Neither of them mentions Elina by name. The boy looks wideeyed at first one of them, then the other.
“You made her feel like something much worse,” Lizzie says, interrupting him. “You left her in the lurch with …”
She looks askance at Frans, and prays to God that he will not understand.
Lundbohm’s face is as grey as burnt paper. Lizzie has f
allen silent. Then Lundbohm looks up.
“Does your pastor ever preach about forgiveness?” he asks quietly.
When Lizzie doesn’t reply, he hands her the envelope.
“Here! I’m a ruined man, destitute. But they didn’t take quite everything. These are shares in a foreign company, so nobody knows—”
“I don’t need anything from you! Johan-Albin and I have worked hard, and we have managed so far.”
So Lundbohm offers the envelope to Frans, who takes it as bidden when the man waves it in front of him.
“Go away!” says Lizzie firmly. “Just clear off! There is nothing here for you. Have you understood that? Don’t you think you’ve done enough harm? Be off with you!”
Then she disappears through the front door with the boy.
*
Lundbohm walks over the street to the taxi that is waiting there to take him back to the railway station.
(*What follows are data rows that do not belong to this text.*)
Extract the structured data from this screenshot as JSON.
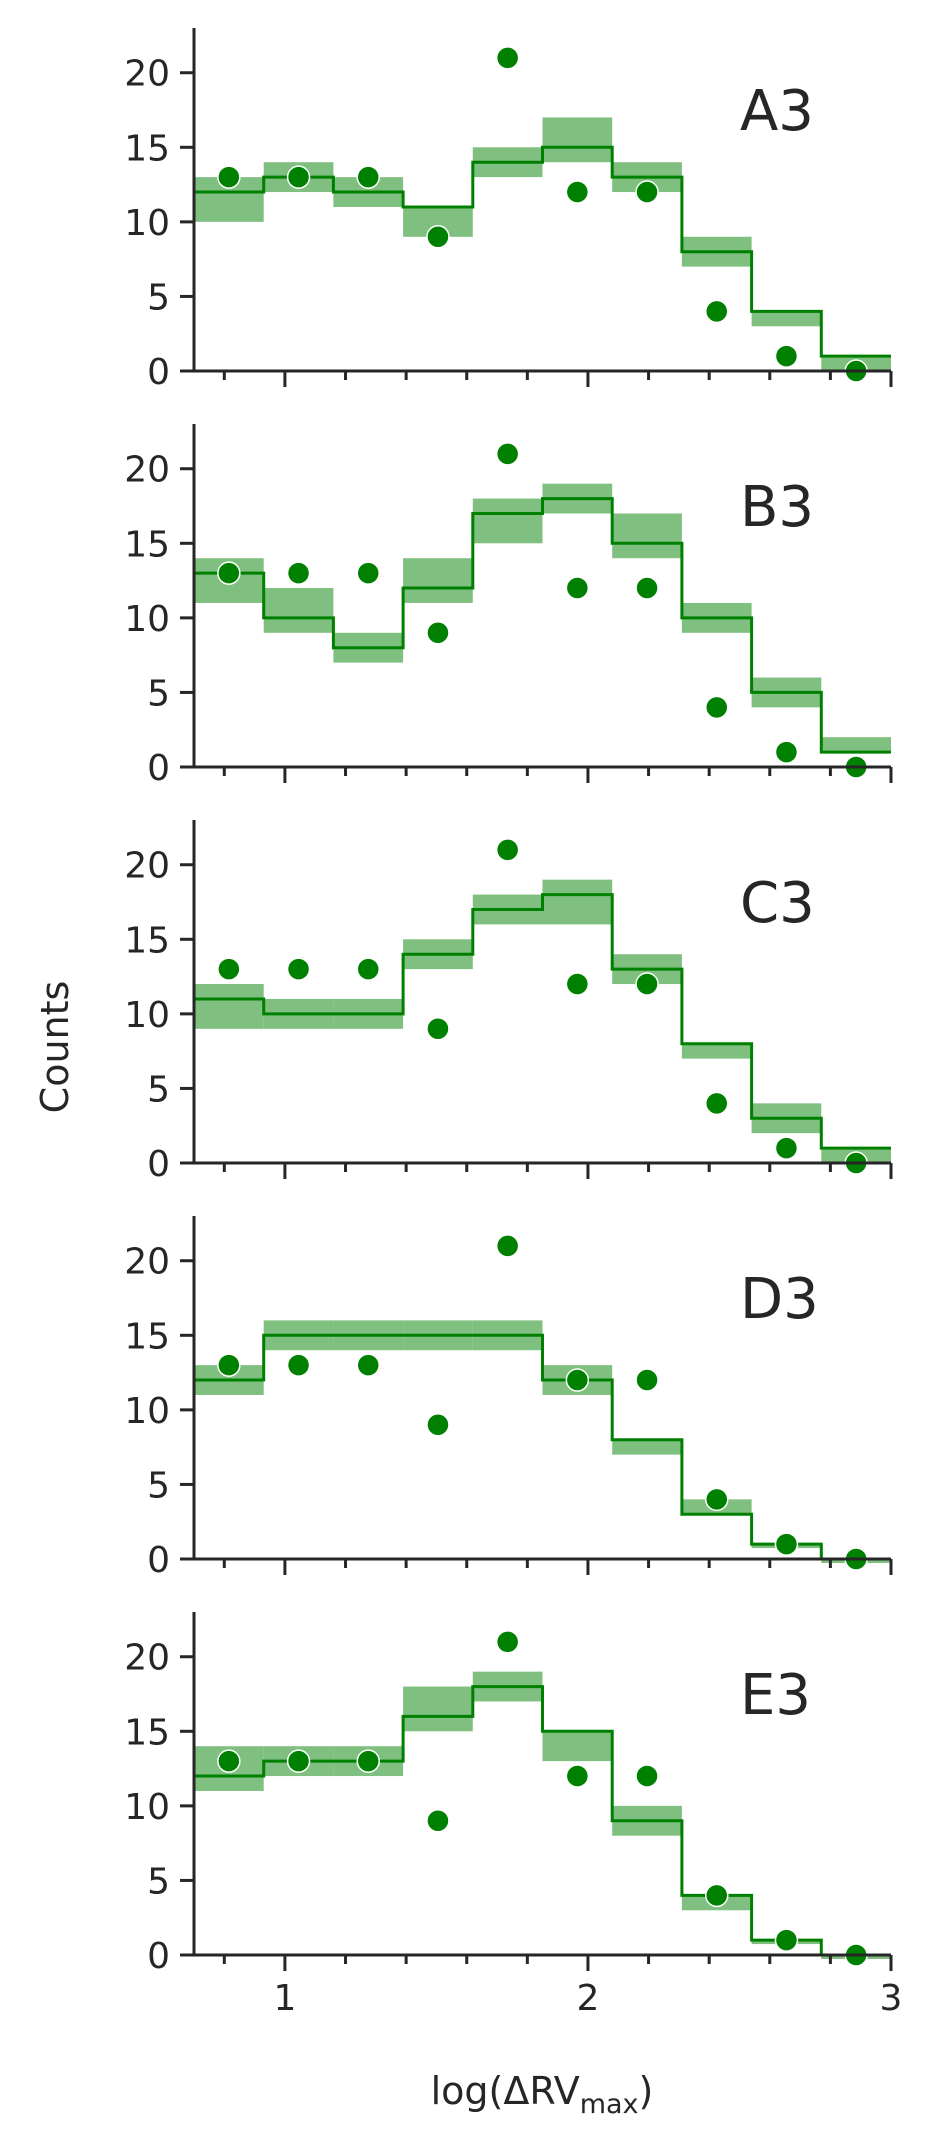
{
  "chart_data": {
    "type": "step-histogram-with-points",
    "xlabel": "log(ΔRV",
    "xlabel_sub": "max",
    "xlabel_close": ")",
    "ylabel": "Counts",
    "xlim": [
      0.7,
      3.0
    ],
    "ylim": [
      0,
      23
    ],
    "x_ticks": [
      "1",
      "2",
      "3"
    ],
    "y_ticks": [
      "0",
      "5",
      "10",
      "15",
      "20"
    ],
    "bin_edges": [
      0.7,
      0.93,
      1.16,
      1.39,
      1.62,
      1.85,
      2.08,
      2.31,
      2.54,
      2.77,
      3.0
    ],
    "observed_points": {
      "x": [
        0.815,
        1.045,
        1.275,
        1.505,
        1.735,
        1.965,
        2.195,
        2.425,
        2.655,
        2.885
      ],
      "y": [
        13,
        13,
        13,
        9,
        21,
        12,
        12,
        4,
        1,
        0
      ]
    },
    "colors": {
      "line": "#008000",
      "band": "#7fbf7f",
      "points": "#008000",
      "axes": "#262626"
    },
    "panels": [
      {
        "label": "A3",
        "model": [
          12,
          13,
          12,
          11,
          14,
          15,
          13,
          8,
          4,
          1
        ],
        "band_low": [
          10,
          12,
          11,
          9,
          13,
          14,
          12,
          7,
          3,
          0
        ],
        "band_high": [
          13,
          14,
          13,
          11,
          15,
          17,
          14,
          9,
          4,
          1
        ]
      },
      {
        "label": "B3",
        "model": [
          13,
          10,
          8,
          12,
          17,
          18,
          15,
          10,
          5,
          1
        ],
        "band_low": [
          11,
          9,
          7,
          11,
          15,
          17,
          14,
          9,
          4,
          1
        ],
        "band_high": [
          14,
          12,
          9,
          14,
          18,
          19,
          17,
          11,
          6,
          2
        ]
      },
      {
        "label": "C3",
        "model": [
          11,
          10,
          10,
          14,
          17,
          18,
          13,
          8,
          3,
          1
        ],
        "band_low": [
          9,
          9,
          9,
          13,
          16,
          16,
          12,
          7,
          2,
          0
        ],
        "band_high": [
          12,
          11,
          11,
          15,
          18,
          19,
          14,
          8,
          4,
          1
        ]
      },
      {
        "label": "D3",
        "model": [
          12,
          15,
          15,
          15,
          15,
          12,
          8,
          3,
          1,
          0
        ],
        "band_low": [
          11,
          14,
          14,
          14,
          14,
          11,
          7,
          3,
          1,
          0
        ],
        "band_high": [
          13,
          16,
          16,
          16,
          16,
          13,
          8,
          4,
          1,
          0
        ]
      },
      {
        "label": "E3",
        "model": [
          12,
          13,
          13,
          16,
          18,
          15,
          9,
          4,
          1,
          0
        ],
        "band_low": [
          11,
          12,
          12,
          15,
          17,
          13,
          8,
          3,
          1,
          0
        ],
        "band_high": [
          14,
          14,
          14,
          18,
          19,
          15,
          10,
          4,
          1,
          0
        ]
      }
    ]
  }
}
So there, my heart, he says to himself when the driver has shut the door behind him. Now you have done all I’ve asked of you. Just carry on beating long enough for me to get away from here. Then I shan’t ask any more of you. All I want is to have my time over again. And if I can’t have that, then too bad.
*
Lizzie takes the envelope as soon as they are inside the house. And she answers “nobody” and “nothing” to Frans’s questions about the mystery man. Then she tells him that he must not say a word about what has happened to his father.
Once they are inside the flat, she opens the envelope. It contains a letter from Lundbohm, and three sheets of paper headed SHARE CERTIFICATE – ALBERTA POWER GENERATION.
She lights a fire in the stove, and intends to burn it all up – but first of all she puts on some water for coffee. Then she hears Johan-Albin’s footsteps on the stairs. She takes the envelope and hides it in among the papers on the desk.